= Jim Richards (broadcaster) =

Canadian radio personality (born 1966)

Jim Richards (born January 11, 1966, James Richard McGorty) is a Canadian radio personality.

Richards studied radio broadcasting at Loyalist College in Belleville, Ontario. In 1988 he launched his radio career at CJTN in Trenton, Ontario, close to Belleville; he also worked at CIHI in Fredericton, New Brunswick, CJCH in Halifax, Nova Scotia. He hosted a popular morning show at CFJB-FM in Barrie, Ontario, north of Toronto, and was nominated for medium-market morning show of the year in 1990.

From the early 1990s to 1996, he worked periodic shifts including a Saturday morning show on Toronto sports talk station CJCL. Sometime during his early days with The Fan, he was asked to change his name to something "less ethnic" and went with a derivation of his middle name, switching to Jim Richards as his on air name.

At the Fan, he gave George Stroumboulopoulos his first exposure as an on-air personality; the young board operator contributed regularly to Richards' shows. In 1994, a difficult year for sports media with both a Major League Baseball strike and National Hockey League lockout, the station gave Richards a midday shift with sports broadcaster Barb DiGiulio.

In the summer of 1996, he left the Fan to work at Toronto rock station Q107 and the Rock Radio Network, hosting overnight rock music programming syndicated across Canada for the latter.

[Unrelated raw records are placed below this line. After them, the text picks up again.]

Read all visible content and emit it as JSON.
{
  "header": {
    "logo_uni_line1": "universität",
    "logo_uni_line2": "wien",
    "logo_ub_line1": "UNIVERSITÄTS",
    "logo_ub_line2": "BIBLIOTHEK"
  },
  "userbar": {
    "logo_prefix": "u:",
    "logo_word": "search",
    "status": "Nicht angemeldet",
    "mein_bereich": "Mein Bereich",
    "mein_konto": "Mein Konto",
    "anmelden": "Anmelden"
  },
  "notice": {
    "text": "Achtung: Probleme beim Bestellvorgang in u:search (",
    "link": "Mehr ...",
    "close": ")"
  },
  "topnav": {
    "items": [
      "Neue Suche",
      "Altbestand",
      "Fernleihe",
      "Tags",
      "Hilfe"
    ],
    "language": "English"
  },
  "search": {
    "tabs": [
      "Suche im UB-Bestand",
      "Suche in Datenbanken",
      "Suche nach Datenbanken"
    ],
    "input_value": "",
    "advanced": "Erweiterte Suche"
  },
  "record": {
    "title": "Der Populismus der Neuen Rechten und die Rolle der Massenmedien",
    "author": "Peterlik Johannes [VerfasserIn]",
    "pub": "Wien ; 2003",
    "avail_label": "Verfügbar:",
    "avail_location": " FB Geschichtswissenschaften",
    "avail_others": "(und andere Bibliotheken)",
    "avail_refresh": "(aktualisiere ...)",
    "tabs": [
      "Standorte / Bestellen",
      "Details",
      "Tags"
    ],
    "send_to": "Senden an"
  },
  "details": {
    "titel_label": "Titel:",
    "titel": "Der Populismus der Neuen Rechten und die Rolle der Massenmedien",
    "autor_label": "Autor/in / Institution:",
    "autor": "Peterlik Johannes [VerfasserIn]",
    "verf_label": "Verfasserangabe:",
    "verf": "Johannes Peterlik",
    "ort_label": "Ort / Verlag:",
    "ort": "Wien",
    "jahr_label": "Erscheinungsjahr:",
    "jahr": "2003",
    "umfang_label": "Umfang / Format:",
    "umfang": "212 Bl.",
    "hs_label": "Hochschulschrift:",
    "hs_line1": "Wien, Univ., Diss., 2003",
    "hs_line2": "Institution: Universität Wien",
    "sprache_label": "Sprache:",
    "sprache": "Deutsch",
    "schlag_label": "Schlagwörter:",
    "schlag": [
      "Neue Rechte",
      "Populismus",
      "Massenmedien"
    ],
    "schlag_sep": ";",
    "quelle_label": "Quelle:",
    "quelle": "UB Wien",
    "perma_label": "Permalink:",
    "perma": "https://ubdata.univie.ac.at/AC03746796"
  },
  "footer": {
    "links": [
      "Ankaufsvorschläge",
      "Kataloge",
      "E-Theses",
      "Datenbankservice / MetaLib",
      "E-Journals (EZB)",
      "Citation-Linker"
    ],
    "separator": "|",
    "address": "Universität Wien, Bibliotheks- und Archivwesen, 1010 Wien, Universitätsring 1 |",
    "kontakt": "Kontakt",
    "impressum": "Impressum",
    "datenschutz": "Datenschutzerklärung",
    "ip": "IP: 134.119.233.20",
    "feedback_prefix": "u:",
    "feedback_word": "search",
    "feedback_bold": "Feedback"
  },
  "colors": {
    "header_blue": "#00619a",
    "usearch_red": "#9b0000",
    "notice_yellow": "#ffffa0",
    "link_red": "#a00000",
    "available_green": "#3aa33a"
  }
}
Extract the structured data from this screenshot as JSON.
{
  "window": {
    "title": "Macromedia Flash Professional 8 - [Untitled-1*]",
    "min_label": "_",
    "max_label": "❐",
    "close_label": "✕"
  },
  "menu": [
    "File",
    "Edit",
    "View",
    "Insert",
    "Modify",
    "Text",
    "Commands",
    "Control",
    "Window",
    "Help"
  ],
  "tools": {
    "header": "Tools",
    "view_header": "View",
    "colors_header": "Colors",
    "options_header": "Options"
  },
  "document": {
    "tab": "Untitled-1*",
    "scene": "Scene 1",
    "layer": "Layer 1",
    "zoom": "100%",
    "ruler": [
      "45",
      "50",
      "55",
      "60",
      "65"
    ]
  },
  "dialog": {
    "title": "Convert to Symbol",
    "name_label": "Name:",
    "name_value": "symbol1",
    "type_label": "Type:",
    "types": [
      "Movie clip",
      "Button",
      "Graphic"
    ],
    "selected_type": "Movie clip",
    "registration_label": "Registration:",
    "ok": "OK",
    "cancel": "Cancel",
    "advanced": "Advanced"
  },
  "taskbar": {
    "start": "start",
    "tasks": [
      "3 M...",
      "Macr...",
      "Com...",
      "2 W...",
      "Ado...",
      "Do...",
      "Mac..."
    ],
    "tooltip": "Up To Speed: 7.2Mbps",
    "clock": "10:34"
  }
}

He joined news-talk station CFRB in 1997. At CFRB, he hosted late evening talk show The Nightside. In 2004, Mark Elliot took over The Nightside and Richards moved to an earlier shift, weekday evenings from 8 to 11. Known officially as The Jim Richards Show, Richards also billed it as the "Showgram", "The Nighttime Friendly", "The Feel-Good Edition" and "The Three Hours of Love." In late 2005, with the departure of Michael Coren, Richards's shift briefly moved from 7 to 10 for several weeks until Kelly Cutrara was appointed Coren's replacement and Richards returned to the 8 to 11 slot. Richards was on the 10am-noon and 1pm-3pm time slot, to replace Leslie Roberts and Paul and Carol Mott respectively. He eventually hosted the 12pm to 2pm time slot on weekdays. On February 1, 2021, Richards's afternoon show ended and he was reported to have been included in the layoff of 210 employees at Bell Media properties across Canada. However, he returned to the air on March 1, 2021 as host of The Late Showgram with Jim Richards a new 5-hour long national overnight show produced at CFRB and carried by Bell Media Radio IHeartRadio talk radio network. At its launch, the program was being carried by CFRB Toronto, CJAD Montreal, CKTB St. Catharines, CFAX Victoria, CFRA Ottawa, CKFR Kelowna, CKLW Windsor, and CJBK London.

The overnight show was discontinued and Richards, as of 2024, hosts the late afternoon show from 4-6PM.